Como surgiu sua vocação religiosa?
Minha mãe era muito católica. Após sua morte, minha avó paterna, ainda mais religiosa, veio morar com a gente. Em maio de 1946, eu nem tinha completado nove anos quando minha avó Maria Veloso de Melo, que era devota de Nossa Senhora, decidiu rezar o mês de maio com a vizinhança. Como eu já sabia ler, me colocou para puxar a reza. Ficava num genuflexório diante de um santuariozinho e o povo ao redor. Foi assim que iniciei minha carreira artística, como tirador de rezas.

E no Ginásio Pio XII, o que o senhor fazia além dos estudos?
Eu já ajudava na missa desde pequeno na minha cidade, então fui convidado pelos padres para auxiliar como coroinha. O padre Dimas Gomes de Brito, diretor do ginásio, percebeu que eu fazia isso com seriedade, e perguntou se eu não queria ir para o seminário para ser padre. Minha mãe já havia morrido e eu iria completar 13 anos. Sabia que o seminário era um lugar de muita pobreza, mas isso, ao invés de me espantar, criou uma simpatia.

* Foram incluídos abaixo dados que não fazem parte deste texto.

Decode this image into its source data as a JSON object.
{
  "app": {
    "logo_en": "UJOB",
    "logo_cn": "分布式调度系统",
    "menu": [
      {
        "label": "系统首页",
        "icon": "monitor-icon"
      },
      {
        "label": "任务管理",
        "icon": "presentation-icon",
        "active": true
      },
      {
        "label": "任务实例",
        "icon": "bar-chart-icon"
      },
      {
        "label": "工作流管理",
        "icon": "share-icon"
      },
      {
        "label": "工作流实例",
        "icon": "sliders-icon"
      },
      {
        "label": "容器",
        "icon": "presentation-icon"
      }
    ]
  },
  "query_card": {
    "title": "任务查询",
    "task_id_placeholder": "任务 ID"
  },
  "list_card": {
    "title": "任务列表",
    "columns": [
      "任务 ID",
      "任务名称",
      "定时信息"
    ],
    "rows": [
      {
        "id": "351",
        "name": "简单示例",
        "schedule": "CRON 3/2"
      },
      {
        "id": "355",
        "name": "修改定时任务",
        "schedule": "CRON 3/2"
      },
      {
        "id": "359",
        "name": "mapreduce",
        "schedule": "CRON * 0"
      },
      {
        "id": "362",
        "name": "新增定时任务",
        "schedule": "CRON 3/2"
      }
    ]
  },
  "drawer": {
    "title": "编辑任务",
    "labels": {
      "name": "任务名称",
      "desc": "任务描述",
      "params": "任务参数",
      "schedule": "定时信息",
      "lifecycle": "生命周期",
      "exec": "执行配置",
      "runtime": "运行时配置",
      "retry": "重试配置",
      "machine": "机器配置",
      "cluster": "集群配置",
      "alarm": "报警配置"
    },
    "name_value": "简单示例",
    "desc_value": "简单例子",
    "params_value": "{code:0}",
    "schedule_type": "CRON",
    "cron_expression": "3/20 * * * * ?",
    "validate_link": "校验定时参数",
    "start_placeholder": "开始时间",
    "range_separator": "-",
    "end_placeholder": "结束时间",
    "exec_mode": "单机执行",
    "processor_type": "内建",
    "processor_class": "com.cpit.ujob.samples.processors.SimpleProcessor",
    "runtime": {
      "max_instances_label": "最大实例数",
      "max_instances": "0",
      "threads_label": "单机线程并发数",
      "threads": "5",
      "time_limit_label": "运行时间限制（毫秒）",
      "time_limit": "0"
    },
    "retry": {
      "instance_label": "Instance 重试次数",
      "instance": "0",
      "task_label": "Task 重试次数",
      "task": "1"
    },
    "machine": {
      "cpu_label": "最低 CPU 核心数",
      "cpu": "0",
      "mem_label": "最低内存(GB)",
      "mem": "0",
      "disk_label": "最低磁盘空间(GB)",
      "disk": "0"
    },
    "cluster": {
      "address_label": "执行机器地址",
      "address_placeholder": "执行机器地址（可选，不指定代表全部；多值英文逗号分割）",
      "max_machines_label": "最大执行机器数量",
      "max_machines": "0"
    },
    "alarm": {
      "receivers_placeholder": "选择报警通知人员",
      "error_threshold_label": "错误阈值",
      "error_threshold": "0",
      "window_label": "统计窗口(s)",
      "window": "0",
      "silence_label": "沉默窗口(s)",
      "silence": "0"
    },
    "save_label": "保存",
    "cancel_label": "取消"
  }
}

Como foi a ida para o seminário então?
Em janeiro de 1951, antes de ir para o seminário, passei duas semanas  acampado numa usina perto do município de Viçosa, em Alagoas, no distrito de Tanque D´Arca. Fazíamos trilhas, ginástica e brincadeiras. Foi minha despedida de solteiro. Depois fiquei uma semana num sítio em Lajedo, que pertence à minha família parterna, onde ainda nos reunimos. Depois fui para a Escola Apostólica da Várzea dos padres do Sagrado Coração de Jesus, onde permaneci até o final de 1954. 

Fui para Água Preta fazer o noviaciado dos padres do Sagrado Coração de Jesus. No início de 1956, vim de Água Preta para o seminário Cristo Rei em Camaragibe, onde cursei dois anos de filosofia. Em 1958, voltei para a Escola Apostólica da Várzea, desta vez não mais como aluno, mas como professor estagiário. Ensinei inglês e geografia. Mas no mês de outubro de 1958, eu fui enviado para estudar teologia em Roma, na Itália.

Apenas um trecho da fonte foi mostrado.